Chock-whirrrrrr. That was surely the safe door being shut again, and the dial spun. Does a burglar reshut a safe when he's finished with it? Does a burglar spin the dial, to reassure himself that the safe is locked? Shaking his head, hunkering down as comfortably as possible behind the counter, Dortmunder continued to listen, and to wait.

Another flurry of foreign language followed, and then the sound of the door opening, and the voices receded. Dortmunder lifted his head slightly. The voices abruptly dropped to the faintest murmur as the door was slammed shut. A key rattled in the lock.

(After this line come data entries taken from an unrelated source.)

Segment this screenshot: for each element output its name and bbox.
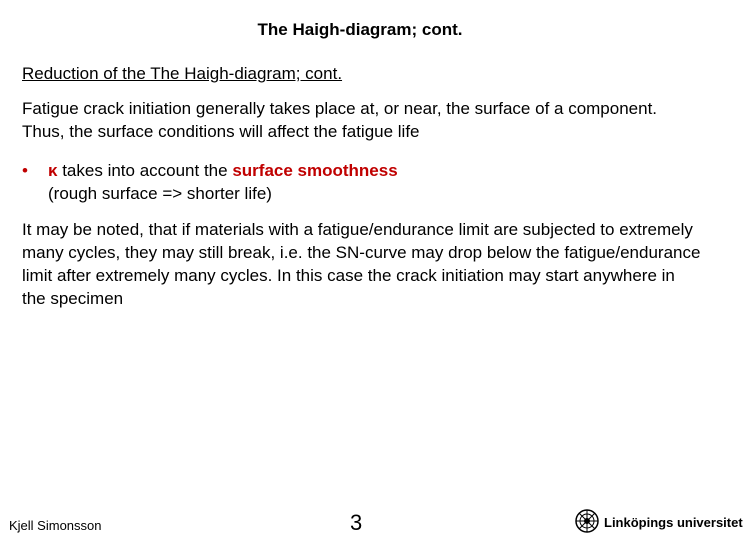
slide-title: The Haigh-diagram; cont.	[257, 20, 463, 39]
bullet-body	[48, 159, 698, 205]
kappa-symbol: κ	[48, 161, 58, 180]
university-logo	[574, 508, 743, 538]
paragraph-surface: Fatigue crack initiation generally takes place at, or near, the surface of a component. Thus, the surface conditions will affect the fatigue life	[22, 99, 658, 141]
bullet-text: takes into account the	[57, 161, 233, 180]
university-seal-icon	[574, 508, 600, 534]
section-subtitle: Reduction of the The Haigh-diagram; cont.	[22, 64, 343, 83]
surface-smoothness-emphasis: surface smoothness	[232, 161, 398, 180]
bullet-marker: •	[22, 161, 28, 180]
paragraph-endurance: It may be noted, that if materials with a fatigue/endurance limit are subjected to extremely many cycles, they may still break, i.e. the SN-curve may drop below the fatigue/endurance limit after extremely many cycles. In this case the crack initiation may start anywhere in the specimen	[22, 220, 701, 308]
logo-text: Linköpings universitet	[604, 515, 743, 530]
bullet-line2: (rough surface => shorter life)	[48, 184, 272, 203]
page-number: 3	[350, 510, 363, 535]
footer-author: Kjell Simonsson	[9, 518, 102, 533]
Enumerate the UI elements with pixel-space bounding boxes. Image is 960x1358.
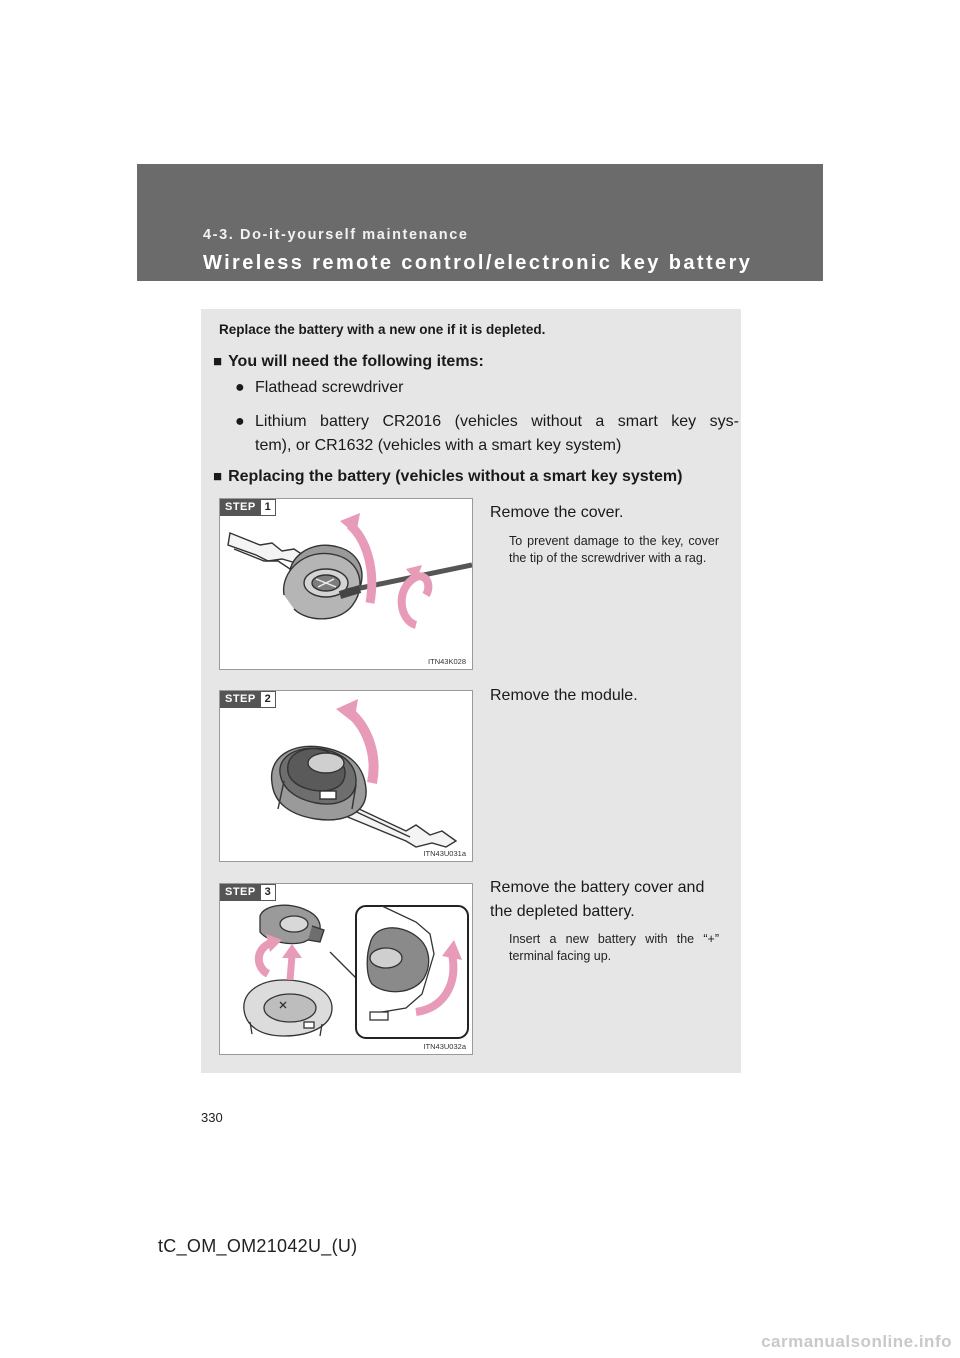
key-module-illustration — [220, 691, 473, 862]
list-item-text: Lithium battery CR2016 (vehicles without a smart key sys- — [255, 413, 739, 430]
step-badge — [220, 884, 276, 901]
figure-code: ITN43K028 — [428, 657, 466, 666]
list-item-text-continued: tem), or CR1632 (vehicles with a smart key system) — [255, 437, 622, 454]
step-badge — [220, 691, 276, 708]
step-badge-number: 1 — [261, 499, 276, 516]
step-2-figure — [219, 690, 473, 862]
figure-code: ITN43U032a — [423, 1042, 466, 1051]
step-1-figure — [219, 498, 473, 670]
step-badge — [220, 499, 276, 516]
step-3-text: Remove the battery cover and the depleted battery. — [490, 879, 705, 920]
figure-code: ITN43U031a — [423, 849, 466, 858]
bullet-icon: ● — [235, 379, 245, 396]
battery-replacement-illustration — [220, 884, 473, 1055]
replace-heading-text: Replacing the battery (vehicles without a smart key system) — [228, 468, 683, 485]
step-3-note: Insert a new battery with the “+” terminal facing up. — [509, 932, 719, 963]
step-badge-number: 2 — [261, 691, 276, 708]
chapter-header — [137, 164, 823, 281]
items-heading-text: You will need the following items: — [228, 353, 484, 370]
step-3-figure — [219, 883, 473, 1055]
step-1-text: Remove the cover. — [490, 504, 624, 521]
list-item — [235, 376, 739, 400]
site-watermark: carmanualsonline.info — [761, 1332, 952, 1351]
page-title: Wireless remote control/electronic key battery — [203, 252, 753, 274]
step-badge-word: STEP — [220, 691, 261, 708]
list-item-text: Flathead screwdriver — [255, 379, 404, 396]
document-id: tC_OM_OM21042U_(U) — [158, 1236, 358, 1256]
list-item — [235, 410, 739, 458]
step-2-text: Remove the module. — [490, 687, 638, 704]
key-cover-illustration — [220, 499, 473, 670]
bullet-icon: ● — [235, 413, 245, 430]
step-1-note: To prevent damage to the key, cover the tip of the screwdriver with a rag. — [509, 534, 719, 565]
page-number: 330 — [201, 1110, 223, 1125]
section-label: 4-3. Do-it-yourself maintenance — [203, 227, 469, 243]
square-bullet-icon: ■ — [213, 353, 223, 370]
replace-heading — [213, 468, 682, 486]
content-panel — [201, 309, 741, 1073]
step-badge-number: 3 — [261, 884, 276, 901]
items-heading — [213, 353, 484, 371]
intro-text: Replace the battery with a new one if it is depleted. — [219, 322, 546, 337]
step-badge-word: STEP — [220, 884, 261, 901]
square-bullet-icon: ■ — [213, 468, 223, 485]
step-badge-word: STEP — [220, 499, 261, 516]
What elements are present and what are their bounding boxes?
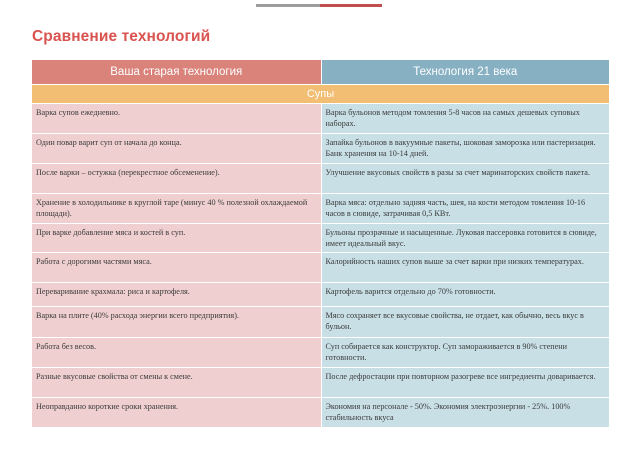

Dortmunder eased upward, stretching his neck, so that first to appear above the glass counter was his dry, thin hair-colored hair, like dead beach grass in January; then came his narrow forehead, creased with a million old worries; then his pale and pessimistic eyes, looking left and right and straight ahead, like some grim gag-item from a novelty shop.

They were going away. The three men were visible out there, crossing the sidewalk to their respective cars, the older man still slow and methodical, the others still brisk. Those two got into their car first, started the engine with a roar, and had raced away before the older man even got behind the wheel.

Dortmunder moved upward another inch and a half, revealing gaunt cheekbones and a narrow, long crooked nose, the bottom of which he rested on the cool glass of the countertop.

The older man got into his car. A period of time went by. "Maybe," Dortmunder muttered against the wooden sliding door on the back of the display case, "his doctor told him to slow down."

A match flared in the car. It dipped down, then flared up; dipped down, flared up; dipped down, flared up; dipped down. Went out.